Ibovespa registra terceira maior alta mensal desde 2010 com valorização de 12,56% em janeiro
Ibovespa tem terceira maior alta mensal desde 2010 em janeiro

Ibovespa registra terceira maior alta mensal desde 2010 com valorização expressiva em janeiro

O Ibovespa, principal índice da bolsa de valores brasileira, apresentou uma valorização de 12,56% no mês de janeiro, conforme levantamento realizado por Einar Rivero, da consultoria Elos Ayta. Esse desempenho representa a terceira maior alta mensal registrada desde o ano de 2010, um marco significativo para o mercado financeiro nacional.

O resultado positivo fica atrás apenas de março de 2016, quando o índice avançou impressionantes 16,97%, e de novembro de 2020, que registrou alta de 15,90%. Apesar de a sexta-feira, dia 30, ter sido encerrada com uma queda de 0,97%, fechando aos 181.364 pontos, o recuo não foi suficiente para apagar os ganhos acumulados ao longo do mês.

Perspectivas otimistas para 2026 com suporte de fatores econômicos

Analistas do mercado financeiro acreditam que não se trata de uma empolgação passageira. A expectativa geral é que o Ibovespa mantenha o fôlego e encerre o ano de 2026 com um desempenho sólido, apoiado em fatores econômicos relevantes que devem se desdobrar ao longo dos próximos meses.

Entre os principais vetores que sustentam essa projeção estão os possíveis cortes de juros tanto no Brasil quanto nos Estados Unidos. Movimentos como esses, se confirmados, tendem a favorecer ativos de maior risco, como as ações negociadas em bolsa, tornando-as mais atrativas para investidores.

Fatores geopolíticos e a busca por mercados emergentes

As ofensivas geopolíticas do presidente americano, Donald Trump, têm gerado instabilidade e receio nas economias desenvolvidas. Essa situação tem levado investidores a buscar alternativas em mercados emergentes, como o brasileiro, que é visto como um porto seguro com potencial de boa rentabilidade.

André Galhardo, economista-chefe da consultoria Análise Econômica, explica que juros mais baixos tornam outros ativos mais atrativos, como as ações. Ele reforça que os riscos geopolíticos intensificados por Trump têm tornado o Brasil uma opção interessante para investidores em busca de retornos mais elevados.

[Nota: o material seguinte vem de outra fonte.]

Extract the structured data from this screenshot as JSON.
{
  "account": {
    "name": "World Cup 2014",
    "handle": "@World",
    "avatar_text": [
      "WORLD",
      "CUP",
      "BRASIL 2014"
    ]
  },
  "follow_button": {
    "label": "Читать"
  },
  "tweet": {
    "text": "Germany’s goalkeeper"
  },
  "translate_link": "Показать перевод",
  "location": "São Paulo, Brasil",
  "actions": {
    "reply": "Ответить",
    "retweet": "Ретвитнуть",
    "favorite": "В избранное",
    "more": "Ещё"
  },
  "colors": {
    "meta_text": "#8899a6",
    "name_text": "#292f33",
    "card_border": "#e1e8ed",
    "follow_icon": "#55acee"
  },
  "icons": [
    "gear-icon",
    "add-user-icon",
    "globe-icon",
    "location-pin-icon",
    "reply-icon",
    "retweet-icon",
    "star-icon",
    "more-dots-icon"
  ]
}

Entrada maciça de investidores estrangeiros no mercado brasileiro

Ricardo Peretti, estrategista da Santander Corretora, destaca o papel preponderante do investimento internacional no mercado interno. Em 2025, investidores não residentes no Brasil aplicaram R$ 25,4 bilhões em compras líquidas na bolsa de valores brasileira.

Em 2026, até 20 de janeiro, esses investidores já somam R$ 8,7 bilhões líquidos em compras de ações brasileiras, afirma Peretti. Ele acrescenta que o investidor estrangeiro segue sendo o principal responsável pela valorização do mercado local nos últimos meses.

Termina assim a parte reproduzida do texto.